Les actionnaires d’Unilever acceptent son déménagement

Les actionnaires d’Unilever acceptent son déménagement
Photo : Dmitry Rukhlenko / Shutterstock.com

Les actionnaires hollandais d’Unilever acceptent la relocalisation du fabricant de produits de grande consommation à Londres.
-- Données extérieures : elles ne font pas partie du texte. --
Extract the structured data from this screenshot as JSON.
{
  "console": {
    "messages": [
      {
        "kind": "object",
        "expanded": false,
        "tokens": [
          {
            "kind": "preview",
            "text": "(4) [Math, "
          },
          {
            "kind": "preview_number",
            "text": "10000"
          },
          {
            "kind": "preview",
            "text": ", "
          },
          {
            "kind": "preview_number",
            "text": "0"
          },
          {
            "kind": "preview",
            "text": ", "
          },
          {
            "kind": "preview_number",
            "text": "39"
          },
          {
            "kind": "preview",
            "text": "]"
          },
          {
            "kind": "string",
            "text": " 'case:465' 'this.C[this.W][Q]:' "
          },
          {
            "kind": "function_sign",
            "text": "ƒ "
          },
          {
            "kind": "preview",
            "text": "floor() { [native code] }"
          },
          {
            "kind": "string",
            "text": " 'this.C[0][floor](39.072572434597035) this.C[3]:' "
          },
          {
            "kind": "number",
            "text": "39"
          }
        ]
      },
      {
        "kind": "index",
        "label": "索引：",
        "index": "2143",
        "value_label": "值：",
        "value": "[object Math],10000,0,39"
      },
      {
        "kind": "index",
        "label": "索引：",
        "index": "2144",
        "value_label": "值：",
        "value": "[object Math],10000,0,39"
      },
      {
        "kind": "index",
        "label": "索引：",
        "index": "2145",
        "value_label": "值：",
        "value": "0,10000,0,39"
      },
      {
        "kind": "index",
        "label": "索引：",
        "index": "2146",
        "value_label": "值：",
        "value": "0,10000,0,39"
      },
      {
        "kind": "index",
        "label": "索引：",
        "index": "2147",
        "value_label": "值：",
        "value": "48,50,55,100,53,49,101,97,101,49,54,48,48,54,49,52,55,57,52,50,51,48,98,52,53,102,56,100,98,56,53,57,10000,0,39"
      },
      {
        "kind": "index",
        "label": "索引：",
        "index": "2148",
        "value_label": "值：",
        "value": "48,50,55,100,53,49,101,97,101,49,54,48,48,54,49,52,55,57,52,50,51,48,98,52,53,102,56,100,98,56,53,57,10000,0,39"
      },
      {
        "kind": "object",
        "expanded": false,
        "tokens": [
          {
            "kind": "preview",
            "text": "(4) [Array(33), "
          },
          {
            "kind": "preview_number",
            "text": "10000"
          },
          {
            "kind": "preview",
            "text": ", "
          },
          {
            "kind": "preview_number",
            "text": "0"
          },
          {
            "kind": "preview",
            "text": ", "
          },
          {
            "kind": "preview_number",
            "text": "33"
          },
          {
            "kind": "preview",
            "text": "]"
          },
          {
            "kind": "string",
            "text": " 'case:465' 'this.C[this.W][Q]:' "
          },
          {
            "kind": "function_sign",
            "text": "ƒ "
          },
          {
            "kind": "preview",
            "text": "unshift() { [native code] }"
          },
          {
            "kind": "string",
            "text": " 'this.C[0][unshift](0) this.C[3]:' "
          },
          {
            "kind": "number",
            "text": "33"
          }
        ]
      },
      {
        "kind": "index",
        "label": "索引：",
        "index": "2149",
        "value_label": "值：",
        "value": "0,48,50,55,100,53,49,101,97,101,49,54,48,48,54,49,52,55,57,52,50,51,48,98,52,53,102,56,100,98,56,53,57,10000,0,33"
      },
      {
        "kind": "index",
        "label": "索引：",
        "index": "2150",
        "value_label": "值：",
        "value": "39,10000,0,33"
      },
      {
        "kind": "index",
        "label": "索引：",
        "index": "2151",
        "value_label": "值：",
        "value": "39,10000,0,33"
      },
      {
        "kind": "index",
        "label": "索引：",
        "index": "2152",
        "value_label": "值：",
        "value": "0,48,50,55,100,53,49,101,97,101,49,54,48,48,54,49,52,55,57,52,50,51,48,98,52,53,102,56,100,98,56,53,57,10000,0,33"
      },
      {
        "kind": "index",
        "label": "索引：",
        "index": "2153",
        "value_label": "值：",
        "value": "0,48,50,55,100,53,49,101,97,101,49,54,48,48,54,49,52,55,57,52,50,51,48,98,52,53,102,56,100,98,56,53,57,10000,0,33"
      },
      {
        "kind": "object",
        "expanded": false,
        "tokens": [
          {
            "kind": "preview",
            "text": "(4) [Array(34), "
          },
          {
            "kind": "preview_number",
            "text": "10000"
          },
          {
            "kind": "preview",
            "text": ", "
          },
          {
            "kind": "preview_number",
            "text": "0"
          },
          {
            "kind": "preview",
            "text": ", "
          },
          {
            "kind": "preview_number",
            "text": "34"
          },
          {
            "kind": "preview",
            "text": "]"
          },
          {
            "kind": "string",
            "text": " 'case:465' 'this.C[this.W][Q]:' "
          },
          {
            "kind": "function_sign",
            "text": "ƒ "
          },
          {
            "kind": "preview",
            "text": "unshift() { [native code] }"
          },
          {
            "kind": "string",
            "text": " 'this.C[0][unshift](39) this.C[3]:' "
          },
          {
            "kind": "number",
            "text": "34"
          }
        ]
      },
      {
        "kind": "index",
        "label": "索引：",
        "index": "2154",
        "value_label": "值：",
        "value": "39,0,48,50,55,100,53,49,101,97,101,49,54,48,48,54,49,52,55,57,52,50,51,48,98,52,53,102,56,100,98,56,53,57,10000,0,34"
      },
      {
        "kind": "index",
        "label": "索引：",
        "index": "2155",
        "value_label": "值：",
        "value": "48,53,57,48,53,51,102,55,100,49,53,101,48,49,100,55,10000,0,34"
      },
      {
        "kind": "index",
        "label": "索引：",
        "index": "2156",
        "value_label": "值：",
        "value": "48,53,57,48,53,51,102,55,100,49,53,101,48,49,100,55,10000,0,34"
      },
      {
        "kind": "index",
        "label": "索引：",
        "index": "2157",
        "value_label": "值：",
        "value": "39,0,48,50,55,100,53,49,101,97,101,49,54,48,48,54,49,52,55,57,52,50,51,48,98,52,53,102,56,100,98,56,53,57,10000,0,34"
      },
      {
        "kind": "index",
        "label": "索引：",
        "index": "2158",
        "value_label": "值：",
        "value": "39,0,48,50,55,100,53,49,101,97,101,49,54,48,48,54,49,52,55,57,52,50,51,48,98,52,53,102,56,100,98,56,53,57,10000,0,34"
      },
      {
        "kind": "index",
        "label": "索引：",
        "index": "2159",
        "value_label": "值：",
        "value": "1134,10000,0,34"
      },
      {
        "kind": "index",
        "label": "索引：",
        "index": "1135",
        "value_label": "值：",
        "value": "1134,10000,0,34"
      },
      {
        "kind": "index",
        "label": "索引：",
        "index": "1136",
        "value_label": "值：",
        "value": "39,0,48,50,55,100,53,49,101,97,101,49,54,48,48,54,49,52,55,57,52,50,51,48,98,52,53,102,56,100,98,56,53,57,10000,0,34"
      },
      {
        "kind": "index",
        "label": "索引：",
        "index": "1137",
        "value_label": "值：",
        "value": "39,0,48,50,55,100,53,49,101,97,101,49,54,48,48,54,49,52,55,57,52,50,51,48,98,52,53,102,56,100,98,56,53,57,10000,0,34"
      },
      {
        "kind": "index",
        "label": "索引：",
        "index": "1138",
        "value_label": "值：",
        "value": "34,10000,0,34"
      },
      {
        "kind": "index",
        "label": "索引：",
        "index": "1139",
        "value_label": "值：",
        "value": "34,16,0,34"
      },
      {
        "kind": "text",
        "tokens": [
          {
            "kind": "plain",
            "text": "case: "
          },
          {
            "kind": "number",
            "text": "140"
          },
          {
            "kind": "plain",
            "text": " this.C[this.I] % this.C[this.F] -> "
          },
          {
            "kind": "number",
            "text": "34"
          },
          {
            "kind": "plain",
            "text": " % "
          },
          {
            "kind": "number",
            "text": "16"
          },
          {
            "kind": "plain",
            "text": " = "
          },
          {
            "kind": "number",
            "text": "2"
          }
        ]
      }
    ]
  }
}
Malgré la menace d’une pénalité de départ de 11 milliards d’euros, les actionnaires ont voté à la quasi-unanimité.

 

Feu vert aux Pays-Bas

Lors de l’assemblée générale annuelle d’Unilever aux Pays-Bas, plus de 99 % des actionnaires ont voté en faveur de la relocalisation en Grande-Bretagne, rapporte RTL. Le vote a été une étape importante dans la prétendue « unification » du fabricant de marques, qui veut en finir avec sa double structure anglo-hollandaise. Après des négociations avec les deux gouvernements et des cycles de consultation avec les actionnaires de la société, l’enseigne a choisi de devenir exclusivement britannique.


Les actionnaires britanniques doivent maintenant également donner leur consentement formel. Cette déclaration se fera lors d’une assemblée des actionnaires le 12 octobre. Une fois leur feu vert donné, Unilever pourrait en principe traverser définitivement la Manche d’ici le 22 novembre.

 

Amende de 11 milliards ?

Aux Pays-Bas, un projet de loi vise déjà à mettre des bâtons dans les roues au déménagement : le parti GroenLinks veut introduire une « taxe de sortie » qui obligerait les entreprises quittant les Pays-Bas à payer une pénalité. Dans le cas d’Unilever, l’amende pourrait s’élever à 11 milliards d’euros. Les actionnaires devraient en effet payer un impôt sur les dividendes, que la société devrait percevoir et reverser sur plusieurs années.


Toutefois, l’une des raisons derrière la relocalisation à Londres était l’absence d’impôt supplémentaire sur les dividendes pour les investisseurs. Unilever estime que le projet de loi est contraire aux réglementations européennes (notamment sur la libre circulation des capitaux) et à la convention fiscale entre le Royaume-Uni et les Pays-Bas, mais les experts juridiques craignent que ces arguments ne tiennent pas la route. Si le projet de loi devait être adopté par le Parlement, l’entreprise renoncerait assurément à ses plans de délocalisation.